Einen negativen Beigeschmack? Ich muss mich jedesmal zurückhalten, wenn ich _Friseurin_ höre oder lese. Persönlich hätte ich _Friseurin_ sogar als orthographisch und stilistisch falsch angestrichen.



> Geht auch die Form: "Ich lasse mir beim Frisör die Haare schneiden"?


 
So würde ich das auch sagen.



Kajjo said:


> zu Friseurin/Friseuse: Heutztage verwendet man fast ausschließlich _Friseurin_! Warum _Friseuse_ aber abwertend sein soll, konnte mir noch niemand befriedigend erklären.


 
Ich verwende nur Frisöse oder Friseuse!

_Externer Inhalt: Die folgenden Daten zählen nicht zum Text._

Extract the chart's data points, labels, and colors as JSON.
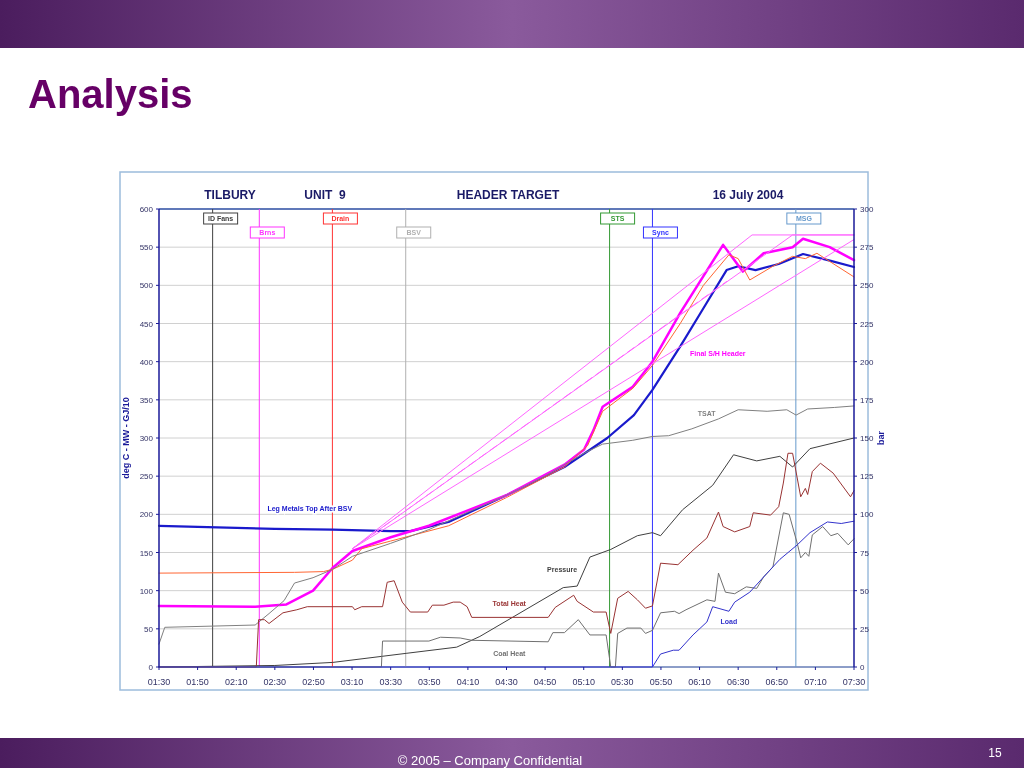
{
  "chart_data": {
    "type": "line",
    "title": "Analysis",
    "ylabel": "deg C - MW - GJ/10",
    "y2label": "bar",
    "annotations": [
      "TILBURY",
      "UNIT  9",
      "HEADER TARGET",
      "16 July 2004",
      "© 2005 – Company Confidential",
      "15"
    ],
    "xlim": [
      1.5,
      7.5
    ],
    "ylim": [
      0,
      600
    ],
    "y2lim": [
      0,
      300
    ],
    "xticks": [
      {
        "value": 1.5,
        "label": "01:30"
      },
      {
        "value": 1.8333,
        "label": "01:50"
      },
      {
        "value": 2.1667,
        "label": "02:10"
      },
      {
        "value": 2.5,
        "label": "02:30"
      },
      {
        "value": 2.8333,
        "label": "02:50"
      },
      {
        "value": 3.1667,
        "label": "03:10"
      },
      {
        "value": 3.5,
        "label": "03:30"
      },
      {
        "value": 3.8333,
        "label": "03:50"
      },
      {
        "value": 4.1667,
        "label": "04:10"
      },
      {
        "value": 4.5,
        "label": "04:30"
      },
      {
        "value": 4.8333,
        "label": "04:50"
      },
      {
        "value": 5.1667,
        "label": "05:10"
      },
      {
        "value": 5.5,
        "label": "05:30"
      },
      {
        "value": 5.8333,
        "label": "05:50"
      },
      {
        "value": 6.1667,
        "label": "06:10"
      },
      {
        "value": 6.5,
        "label": "06:30"
      },
      {
        "value": 6.8333,
        "label": "06:50"
      },
      {
        "value": 7.1667,
        "label": "07:10"
      },
      {
        "value": 7.5,
        "label": "07:30"
      }
    ],
    "yticks": [
      0,
      50,
      100,
      150,
      200,
      250,
      300,
      350,
      400,
      450,
      500,
      550,
      600
    ],
    "y2ticks": [
      0,
      25,
      50,
      75,
      100,
      125,
      150,
      175,
      200,
      225,
      250,
      275,
      300
    ],
    "grid": "y",
    "ref_lines": [
      {
        "axis": "x",
        "value": 1.963,
        "label": "ID Fans",
        "color": "#404040"
      },
      {
        "axis": "x",
        "value": 2.366,
        "label": "Brns",
        "color": "#ff33ff"
      },
      {
        "axis": "x",
        "value": 2.997,
        "label": "Drain",
        "color": "#ff3333"
      },
      {
        "axis": "x",
        "value": 3.63,
        "label": "BSV",
        "color": "#b0b0b0"
      },
      {
        "axis": "x",
        "value": 5.39,
        "label": "STS",
        "color": "#339933"
      },
      {
        "axis": "x",
        "value": 5.76,
        "label": "Sync",
        "color": "#3333ff"
      },
      {
        "axis": "x",
        "value": 6.998,
        "label": "MSG",
        "color": "#6699cc"
      }
    ],
    "series": [
      {
        "name": "Leg Metals Top After BSV",
        "color": "#1a1acc",
        "x": [
          1.5,
          2.5,
          3.0,
          3.5,
          3.67,
          4.0,
          4.5,
          5.0,
          5.37,
          5.6,
          5.76,
          6.0,
          6.2,
          6.4,
          6.5,
          6.65,
          6.85,
          7.06,
          7.3,
          7.5
        ],
        "values": [
          185,
          181,
          180,
          178,
          178,
          190,
          225,
          262,
          300,
          330,
          363,
          420,
          470,
          520,
          525,
          520,
          528,
          541,
          532,
          524
        ]
      },
      {
        "name": "Final S/H Header",
        "color": "#ff00ff",
        "x": [
          1.5,
          2.33,
          2.6,
          2.83,
          3.0,
          3.17,
          3.5,
          3.83,
          4.5,
          5.0,
          5.17,
          5.25,
          5.33,
          5.59,
          5.76,
          6.0,
          6.37,
          6.54,
          6.72,
          6.97,
          7.06,
          7.29,
          7.5
        ],
        "values": [
          80,
          79,
          82,
          100,
          130,
          152,
          170,
          185,
          225,
          265,
          285,
          310,
          341,
          367,
          400,
          464,
          553,
          518,
          542,
          550,
          561,
          550,
          533
        ]
      },
      {
        "color": "#ff6633",
        "x": [
          1.5,
          2.67,
          2.92,
          3.0,
          3.17,
          3.25,
          3.5,
          4.0,
          4.5,
          5.0,
          5.2,
          5.33,
          5.59,
          5.76,
          6.0,
          6.2,
          6.42,
          6.5,
          6.6,
          6.8,
          6.97,
          7.08,
          7.18,
          7.5
        ],
        "values": [
          123,
          124,
          125,
          128,
          140,
          155,
          165,
          185,
          222,
          262,
          290,
          335,
          365,
          395,
          450,
          500,
          540,
          535,
          507,
          525,
          538,
          535,
          542,
          511
        ]
      },
      {
        "name": "TSAT",
        "color": "#808080",
        "x": [
          1.5,
          1.55,
          2.33,
          2.45,
          2.58,
          2.67,
          2.83,
          3.0,
          3.17,
          3.5,
          3.83,
          4.17,
          4.5,
          4.83,
          5.0,
          5.17,
          5.33,
          5.59,
          5.76,
          5.9,
          6.1,
          6.33,
          6.5,
          6.75,
          6.92,
          7.0,
          7.1,
          7.33,
          7.5
        ],
        "values": [
          30,
          52,
          55,
          70,
          87,
          110,
          117,
          128,
          145,
          162,
          180,
          203,
          225,
          250,
          265,
          280,
          292,
          297,
          302,
          303,
          312,
          325,
          337,
          335,
          337,
          330,
          338,
          340,
          342
        ]
      },
      {
        "name": "Pressure",
        "color": "#404040",
        "axis": "y2",
        "x": [
          1.5,
          2.5,
          3.0,
          3.64,
          4.07,
          4.27,
          4.99,
          5.11,
          5.22,
          5.4,
          5.63,
          5.76,
          5.83,
          6.02,
          6.28,
          6.46,
          6.66,
          6.86,
          6.97,
          7.12,
          7.5
        ],
        "values": [
          0,
          1,
          3,
          9,
          13,
          20,
          52,
          53,
          72,
          77,
          86,
          88,
          86,
          103,
          119,
          139,
          135,
          138,
          131,
          143,
          150
        ]
      },
      {
        "name": "Total Heat",
        "color": "#993333",
        "x": [
          1.5,
          2.34,
          2.36,
          2.41,
          2.45,
          2.57,
          2.69,
          2.78,
          3.17,
          3.19,
          3.25,
          3.43,
          3.47,
          3.53,
          3.6,
          3.67,
          3.82,
          3.86,
          3.96,
          4.04,
          4.1,
          4.16,
          4.2,
          4.86,
          4.92,
          5.08,
          5.11,
          5.25,
          5.36,
          5.4,
          5.46,
          5.55,
          5.63,
          5.7,
          5.76,
          5.83,
          5.98,
          6.11,
          6.23,
          6.33,
          6.37,
          6.47,
          6.6,
          6.63,
          6.78,
          6.85,
          6.89,
          6.93,
          6.97,
          7.04,
          7.08,
          7.1,
          7.14,
          7.21,
          7.32,
          7.47,
          7.5
        ],
        "values": [
          0,
          0,
          62,
          62,
          57,
          71,
          75,
          79,
          79,
          75,
          79,
          79,
          111,
          113,
          85,
          72,
          72,
          81,
          81,
          85,
          85,
          79,
          65,
          65,
          78,
          94,
          86,
          72,
          72,
          44,
          90,
          99,
          88,
          77,
          80,
          136,
          134,
          153,
          169,
          203,
          184,
          177,
          184,
          202,
          199,
          210,
          241,
          280,
          280,
          223,
          234,
          226,
          256,
          267,
          254,
          223,
          231
        ]
      },
      {
        "name": "Coal Heat",
        "color": "#707070",
        "x": [
          1.5,
          3.42,
          3.43,
          3.83,
          3.93,
          4.1,
          4.2,
          4.86,
          4.9,
          5.0,
          5.12,
          5.22,
          5.36,
          5.4,
          5.44,
          5.46,
          5.54,
          5.66,
          5.7,
          5.76,
          5.83,
          5.95,
          5.99,
          6.05,
          6.23,
          6.3,
          6.33,
          6.39,
          6.47,
          6.57,
          6.66,
          6.72,
          6.8,
          6.89,
          6.94,
          7.01,
          7.04,
          7.08,
          7.11,
          7.14,
          7.23,
          7.3,
          7.36,
          7.45,
          7.5
        ],
        "values": [
          0,
          0,
          34,
          34,
          39,
          38,
          35,
          33,
          45,
          45,
          62,
          42,
          42,
          0,
          0,
          44,
          51,
          51,
          44,
          48,
          71,
          73,
          70,
          75,
          88,
          86,
          123,
          98,
          96,
          105,
          103,
          118,
          131,
          202,
          200,
          162,
          143,
          150,
          145,
          173,
          184,
          172,
          175,
          160,
          168
        ]
      },
      {
        "name": "Load",
        "color": "#3333cc",
        "x": [
          1.5,
          5.76,
          5.83,
          5.94,
          5.99,
          6.11,
          6.23,
          6.28,
          6.42,
          6.47,
          6.6,
          6.75,
          6.86,
          7.01,
          7.12,
          7.27,
          7.39,
          7.5
        ],
        "values": [
          0,
          0,
          17,
          22,
          22,
          42,
          59,
          79,
          73,
          85,
          98,
          123,
          141,
          160,
          176,
          190,
          188,
          191
        ]
      },
      {
        "color": "#ff66ff",
        "x": [
          3.17,
          6.62,
          7.5
        ],
        "values": [
          155,
          566,
          566
        ]
      },
      {
        "color": "#ff66ff",
        "x": [
          3.17,
          6.97,
          7.5
        ],
        "values": [
          155,
          566,
          566
        ]
      },
      {
        "color": "#ff66ff",
        "line_style": "dashed",
        "x": [
          3.17,
          6.4
        ],
        "values": [
          155,
          505
        ]
      },
      {
        "color": "#ff66ff",
        "x": [
          3.17,
          7.5
        ],
        "values": [
          155,
          560
        ]
      }
    ]
  }
}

Mich stört es regelrecht, wenn jemand Friseurin sagt. Aber dieses Wort ist ja nun ma völliger Humbug: Friseur (rein französisch) + -in (rein deutsch)??? Dann doch wenigstens Frisörin, wenn überhaupt.

Zum Glück gibt es keine Regisseurinnen, Kontrolleurinnen, Chauffeurinnen und Choiffeurinnen, oder?


----------



## uguban

Whodunit said:


> Persönlich hätte ich _Friseurin_ sogar als orthographisch und stilistisch falsch angestrichen.
> Nur gut, dass Lehrer bei Korrekturen nicht nach persönlichem Geschmack anstreichen dürfen, sondern nach verbindlichen Maßgaben, wenigstens was Grammatik und Orthoraphie angeht.
> 
> Zum Glück gibt es keine Regisseurinnen, Kontrolleurinnen.
> Machst du Witze?


----------



## Piotr_WRF

Muß noch jemand an den Film _Manta, Manta_ denken, wenn er das Wort  _Friseuse_ hört?


----------



## FloVi

Piotr_WRF said:


> Muß noch jemand an den Film _Manta, Manta_ denken, wenn er das Wort  _Friseuse_ hört?



Jau, jetzt weiß ich auch wieder, warum man Manta-Fahrer nur Montags beerdigen durfte.


----------



## Whodunit

Whodunit said:


> Zum Glück gibt es keine Regisseurinnen, Kontrolleurinnen, Chauffeurinnen und Choiffeurinnen, oder?


 
Ich habe gerade mal nachgesehen. Wieso gibt es denn Regisseurinnen und Kontrolleurinnen? 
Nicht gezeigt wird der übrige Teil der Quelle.